The United Kingdom, Australia, Canada, New Zealand, and Japan have seen our analysis, and they join us in denouncing North Korea for WannaCry.”
Not only did the US refer to the State North Korea in its attribution, it also mentioned that the UK shares that analysis. A number of States issued statements on that same day, the 19th of December, varying from the very strong statement by the US to a statement on the importance of the application of international law by others.
None of the statements were followed by countermeasures. Why not? And why were they taking so many months after the attack took place? Was the information the States had at their disposal not considered sufficient enough to satisfy the standard of proof? Maybe the public statements were never intended to lead to the taking of countermeasures in the first place.
Attributing a cyber operation to a State for the purpose of State responsibility is subject to a number of requirements, especially when the operation is carried out by proxies. It is a very delicate process. But the process is not more delicate than attribution outside the cyber context. The example I mentioned concerning WannaCry shows that a new phenomenon has emerged: publicly attributing a cyber operation. This type of attribution might not fulfill the requirements for legal attribution, but does it need to?

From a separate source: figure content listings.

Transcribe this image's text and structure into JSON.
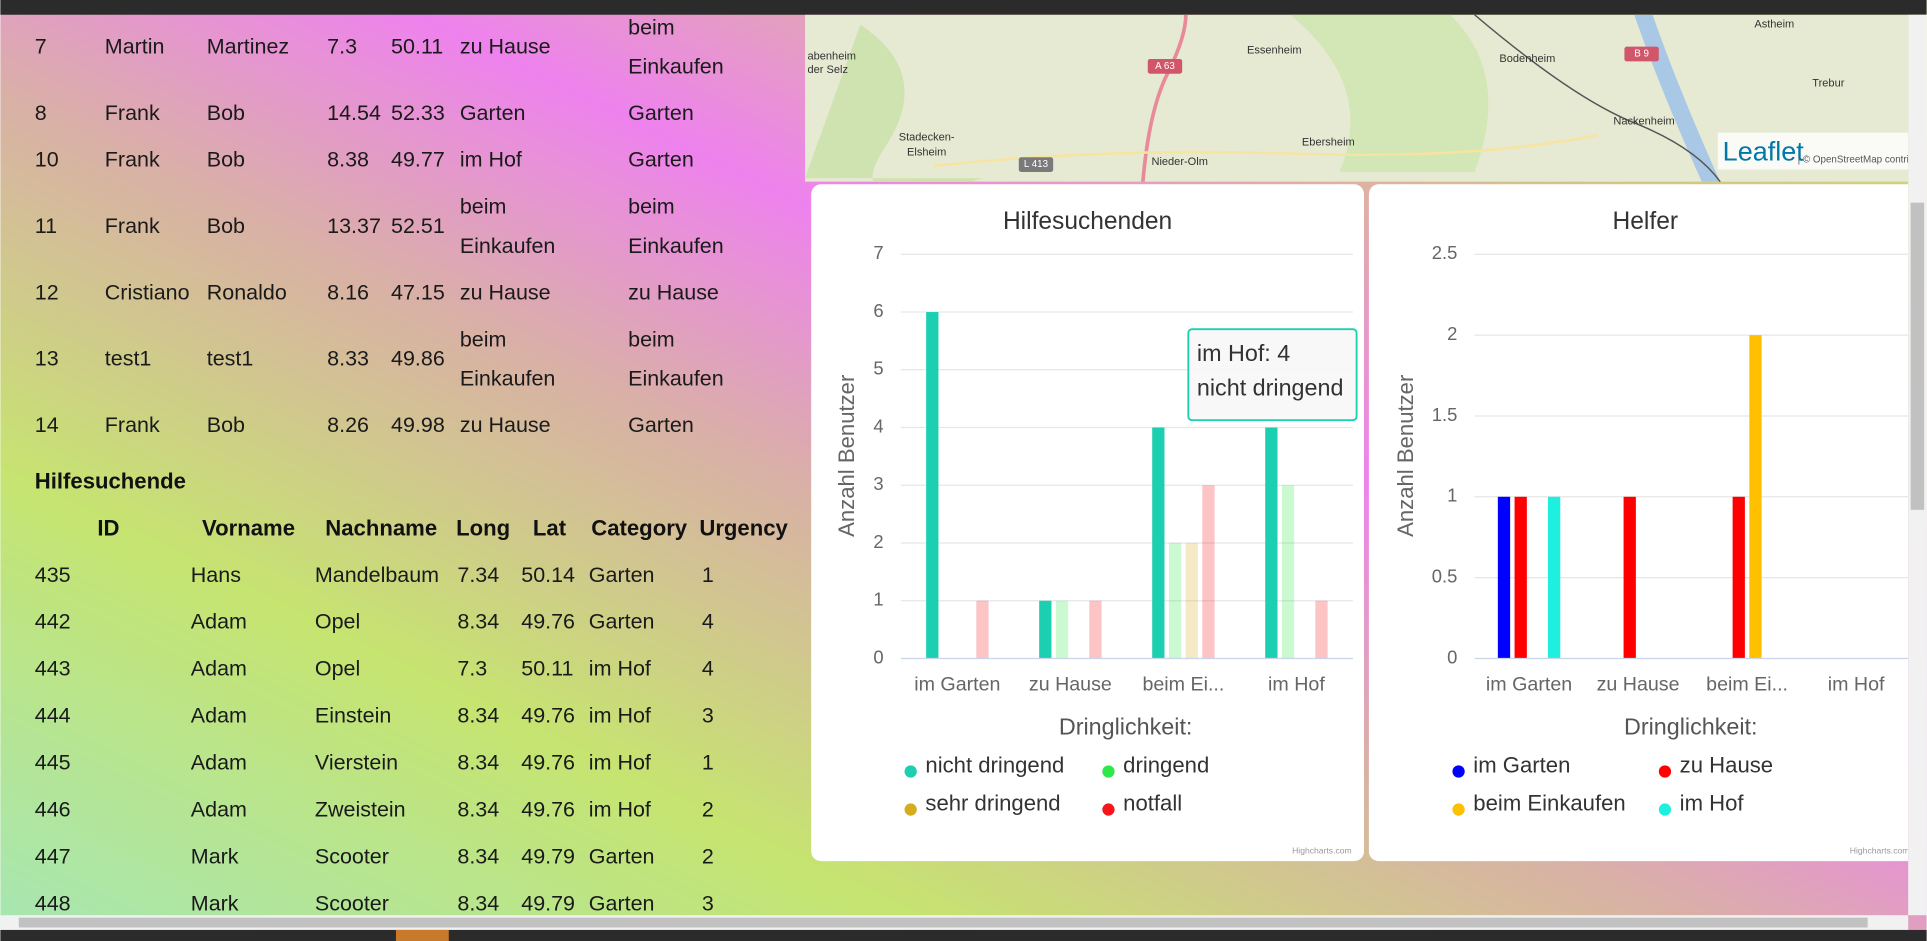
{
  "helper_table": {
    "rows": [
      [
        "7",
        "Martin",
        "Martinez",
        "7.3",
        "50.11",
        "zu Hause",
        "beim Einkaufen"
      ],
      [
        "8",
        "Frank",
        "Bob",
        "14.54",
        "52.33",
        "Garten",
        "Garten"
      ],
      [
        "10",
        "Frank",
        "Bob",
        "8.38",
        "49.77",
        "im Hof",
        "Garten"
      ],
      [
        "11",
        "Frank",
        "Bob",
        "13.37",
        "52.51",
        "beim Einkaufen",
        "beim Einkaufen"
      ],
      [
        "12",
        "Cristiano",
        "Ronaldo",
        "8.16",
        "47.15",
        "zu Hause",
        "zu Hause"
      ],
      [
        "13",
        "test1",
        "test1",
        "8.33",
        "49.86",
        "beim Einkaufen",
        "beim Einkaufen"
      ],
      [
        "14",
        "Frank",
        "Bob",
        "8.26",
        "49.98",
        "zu Hause",
        "Garten"
      ]
    ]
  },
  "seeker_table": {
    "title": "Hilfesuchende",
    "columns": [
      "ID",
      "Vorname",
      "Nachname",
      "Long",
      "Lat",
      "Category",
      "Urgency"
    ],
    "rows": [
      [
        "435",
        "Hans",
        "Mandelbaum",
        "7.34",
        "50.14",
        "Garten",
        "1"
      ],
      [
        "442",
        "Adam",
        "Opel",
        "8.34",
        "49.76",
        "Garten",
        "4"
      ],
      [
        "443",
        "Adam",
        "Opel",
        "7.3",
        "50.11",
        "im Hof",
        "4"
      ],
      [
        "444",
        "Adam",
        "Einstein",
        "8.34",
        "49.76",
        "im Hof",
        "3"
      ],
      [
        "445",
        "Adam",
        "Vierstein",
        "8.34",
        "49.76",
        "im Hof",
        "1"
      ],
      [
        "446",
        "Adam",
        "Zweistein",
        "8.34",
        "49.76",
        "im Hof",
        "2"
      ],
      [
        "447",
        "Mark",
        "Scooter",
        "8.34",
        "49.79",
        "Garten",
        "2"
      ],
      [
        "448",
        "Mark",
        "Scooter",
        "8.34",
        "49.79",
        "Garten",
        "3"
      ]
    ]
  },
  "map": {
    "places": [
      "Essenheim",
      "Bodenheim",
      "Astheim",
      "Trebur",
      "Nackenheim",
      "Stadecken-",
      "Elsheim",
      "Nieder-Olm",
      "Ebersheim",
      "abenheim",
      "der Selz"
    ],
    "roads": [
      "A 63",
      "B 9",
      "L 413"
    ],
    "attribution": "Leaflet",
    "copyright": "| © OpenStreetMap contribu"
  },
  "charts": [
    {
      "type": "bar",
      "title": "Hilfesuchenden",
      "y_axis_title": "Anzahl Benutzer",
      "categories": [
        "im Garten",
        "zu Hause",
        "beim Ei...",
        "im Hof"
      ],
      "series": [
        {
          "name": "nicht dringend",
          "color": "#1ccfb0",
          "values": [
            6,
            1,
            4,
            4
          ]
        },
        {
          "name": "dringend",
          "color": "#2ee84a",
          "values": [
            0,
            1,
            2,
            3
          ]
        },
        {
          "name": "sehr dringend",
          "color": "#d4ac1c",
          "values": [
            0,
            0,
            2,
            0
          ]
        },
        {
          "name": "notfall",
          "color": "#f7151b",
          "values": [
            1,
            1,
            3,
            1
          ]
        }
      ],
      "ylim": [
        0,
        7
      ],
      "yticks": [
        0,
        1,
        2,
        3,
        4,
        5,
        6,
        7
      ],
      "grid": true,
      "legend_title": "Dringlichkeit:",
      "credits": "Highcharts.com",
      "tooltip": {
        "lines": [
          "im Hof: 4",
          "nicht dringend"
        ]
      }
    },
    {
      "type": "bar",
      "title": "Helfer",
      "y_axis_title": "Anzahl Benutzer",
      "categories": [
        "im Garten",
        "zu Hause",
        "beim Ei...",
        "im Hof"
      ],
      "series": [
        {
          "name": "im Garten",
          "color": "#0000ff",
          "values": [
            1,
            0,
            0,
            0
          ]
        },
        {
          "name": "zu Hause",
          "color": "#ff0000",
          "values": [
            1,
            1,
            1,
            0
          ]
        },
        {
          "name": "beim Einkaufen",
          "color": "#ffc000",
          "values": [
            0,
            0,
            2,
            0
          ]
        },
        {
          "name": "im Hof",
          "color": "#1ef0e0",
          "values": [
            1,
            0,
            0,
            0
          ]
        }
      ],
      "ylim": [
        0,
        2.5
      ],
      "yticks": [
        0,
        0.5,
        1,
        1.5,
        2,
        2.5
      ],
      "grid": true,
      "legend_title": "Dringlichkeit:",
      "credits": "Highcharts.com"
    }
  ]
}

However, if a State decides to take countermeasures, legal attribution is very important. I mentioned at the beginning that with the Tallinn Manual we have been provided with a very useful tool, but a number of questions still need a lot of thinking and debating. Let me conclude with some of these questions. Is the effective control test workable in the cyber context or do we need to develop further criteria? Should the challenges related to technical attribution lead to adjusting the standard of proof for legal attribution in the cyber domain? Do we agree that the various formulations of the standard of proof employed by the ICJ in State responsibility cases must be interpreted as meaning that the standard may be different depending on the severity of the conduct and the response considered?